Mr. Greenfeld rubs his eyes. The steam pipe in the corner of the room knocks. I am warm. I close my eyes. Why should I fear Ruben when there are phone calls and cowboys to worry about. I will be retired before Jackson is released. That is something. My brother Simon can rest in peace then. It was a sin against God that Harry Meyers should be a teacher of His language. All my other transgressions he forgave.
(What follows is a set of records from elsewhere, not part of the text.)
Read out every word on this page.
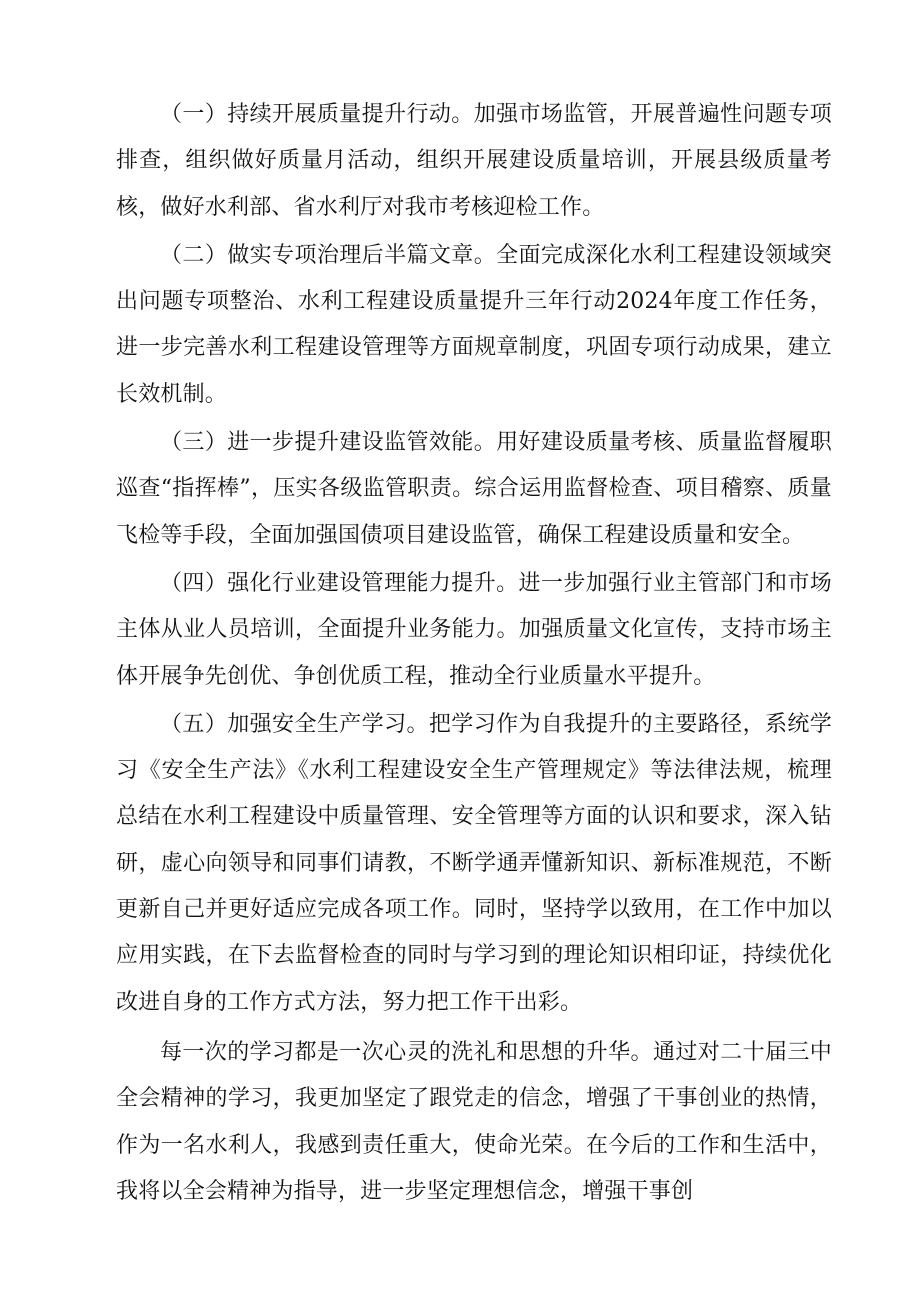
（一）持续开展质量提升行动。加强市场监管，开展普遍性问题专项排查，组织做好质量月活动，组织开展建设质量培训，开展县级质量考核，做好水利部、省水利厅对我市考核迎检工作。

（二）做实专项治理后半篇文章。全面完成深化水利工程建设领域突出问题专项整治、水利工程建设质量提升三年行动2024年度工作任务，进一步完善水利工程建设管理等方面规章制度，巩固专项行动成果，建立长效机制。

（三）进一步提升建设监管效能。用好建设质量考核、质量监督履职巡查“指挥棒”，压实各级监管职责。综合运用监督检查、项目稽察、质量飞检等手段，全面加强国债项目建设监管，确保工程建设质量和安全。

（四）强化行业建设管理能力提升。进一步加强行业主管部门和市场主体从业人员培训，全面提升业务能力。加强质量文化宣传，支持市场主体开展争先创优、争创优质工程，推动全行业质量水平提升。

（五）加强安全生产学习。把学习作为自我提升的主要路径，系统学习《安全生产法》《水利工程建设安全生产管理规定》等法律法规，梳理总结在水利工程建设中质量管理、安全管理等方面的认识和要求，深入钻研，虚心向领导和同事们请教，不断学通弄懂新知识、新标准规范，不断更新自己并更好适应完成各项工作。同时，坚持学以致用，在工作中加以应用实践，在下去监督检查的同时与学习到的理论知识相印证，持续优化改进自身的工作方式方法，努力把工作干出彩。

每一次的学习都是一次心灵的洗礼和思想的升华。通过对二十届三中全会精神的学习，我更加坚定了跟党走的信念，增强了干事创业的热情，作为一名水利人，我感到责任重大，使命光荣。在今后的工作和生活中，我将以全会精神为指导，进一步坚定理想信念，增强干事创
May you rest in peace, Simon, wherever you are. If you hold a grudge, I do not blame you. The room is too warm. “You are the only one left, Harry. Answer me the truth: will you pray for me? I have no sons left. All our brothers are gone.” I hear his voice. I am in the hospital room and it smells of ammonia. I stand by the bed, petrified by the face before me, freshly shaven, soft and pink. I looked more like Simon than any of the others, people said. He was second youngest. You could tell we were brothers. The blood leaks down from its perch beside his bed, the tubes run from his nose, the other relatives shake their heads. This body once pounded my body, I remember, when it caught me raiding the icebox on Yom Kippur. Simon Meyers, good enough, some said, to be a champion like Benny Leonard. Eighteen hours of fasting had only made him stronger. Did you hate me all those years, Simon? Our lives went their separate ways, we were brothers at weddings and funerals only. When our father died I went to the synagogue every morning for a year. You knew.
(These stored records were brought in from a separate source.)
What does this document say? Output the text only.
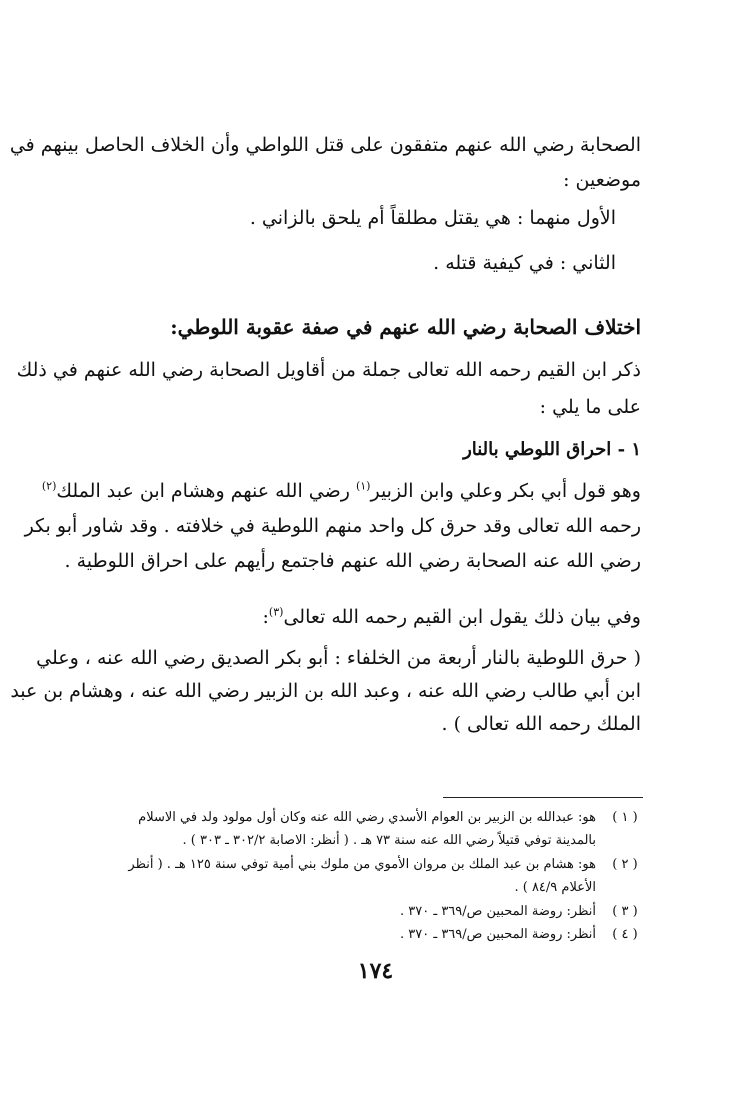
الصحابة رضي الله عنهم متفقون على قتل اللواطي وأن الخلاف الحاصل بينهم في
موضعين :
الأول منهما : هي يقتل مطلقاً أم يلحق بالزاني .
الثاني : في كيفية قتله .
اختلاف الصحابة رضي الله عنهم في صفة عقوبة اللوطي:
ذكر ابن القيم رحمه الله تعالى جملة من أقاويل الصحابة رضي الله عنهم في ذلك
على ما يلي :
١ - احراق اللوطي بالنار
وهو قول أبي بكر وعلي وابن الزبير$^{(١)}$ رضي الله عنهم وهشام ابن عبد الملك$^{(٢)}$
رحمه الله تعالى وقد حرق كل واحد منهم اللوطية في خلافته . وقد شاور أبو بكر
رضي الله عنه الصحابة رضي الله عنهم فاجتمع رأيهم على احراق اللوطية .
وفي بيان ذلك يقول ابن القيم رحمه الله تعالى$^{(٣)}$:
( حرق اللوطية بالنار أربعة من الخلفاء : أبو بكر الصديق رضي الله عنه ، وعلي
ابن أبي طالب رضي الله عنه ، وعبد الله بن الزبير رضي الله عنه ، وهشام بن عبد
الملك رحمه الله تعالى ) .
( ١ )
هو: عبدالله بن الزبير بن العوام الأسدي رضي الله عنه وكان أول مولود ولد في الاسلام
بالمدينة توفي قتيلاً رضي الله عنه سنة ٧٣ هـ . ( أنظر: الاصابة ٣٠٢/٢ ـ ٣٠٣ ) .
( ٢ )
هو: هشام بن عبد الملك بن مروان الأموي من ملوك بني أمية توفي سنة ١٢٥ هـ . ( أنظر
الأعلام ٨٤/٩ ) .
( ٣ )
أنظر: روضة المحبين ص/٣٦٩ ـ ٣٧٠ .
( ٤ )
أنظر: روضة المحبين ص/٣٦٩ ـ ٣٧٠ .
١٧٤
“One year is enough, Simon. I am sorry.”

There was no need for that, Harry. He had wanted you to lie to him. He would not have questioned you if you had said yes. That was foolish. He had seen his own two sons in the grave before him. Simon, Simon. It seems impossible to me that you were only sixteen years old when you caught me. You won the middleweight tournament at the Educational Alliance. People had plans for you. You were only four years older than me. This spring you would be sixty-nine. You were no champion. Less than two years ago I covered you with dirt. You spent your life like our father and our brothers, candling eggs in the semi-darkness behind a drawn curtain. In the old warehouse near the 18th Street pier:
Meyers Butter & Eggs
. I could have said yes, I suppose, since you were the last. I wonder: do you remember that night you chased me around the house and I hid from you under the tablecloth? It was Friday night. We had returned from synagogue and the candles were lit on the table. I escaped between the slick mahogany legs and our chase resumed through the bedrooms. Our father cuffed you on the ear for running and I laughed. I was seven or eight then. You were closest to me in years. We must have loved one another in those dark rooms on Howard Street, Simon. People said we looked like brothers. When I saw you in the hospital, though, you could not have pounded my body with your fists. You could not even bind your arms every morning with your beloved black straps. Still, one year was enough, Simon. I am sorry.

I smile and open my eyes. The door moves. Perhaps, I think, perhaps I am wrong. Perhaps it pleased him to have me tell the truth. He left me as he knew me. Would I have been Harry Meyers if I had said yes? Simon, Simon. You wanted to be pinched, didn't you, to make sure you had not yet left this world. Well. Your brother did not let you down. Miss Teitlebaum's head is in the doorway.

“What—?” I ask.

Miss Teitlebaum smiles and apologizes for disturbing me, but the substitute teacher in social studies is having trouble with my official class. Mr. Vance, the Assistant Principal, asked if I would look in. Her breasts move into the room. She closes the door behind her. I cough and bring up phlegm.

“If you'd like me to try—”

I swallow. “I'll go, I'll go.”

Mr. Greenfeld's eyes open. Miss Teitlebaum smiles at him. Her chest rises. I lift my glasses and rub my eyes, at the corners.

“Do you want me to come along?”

“No, no. I will handle them. What room?”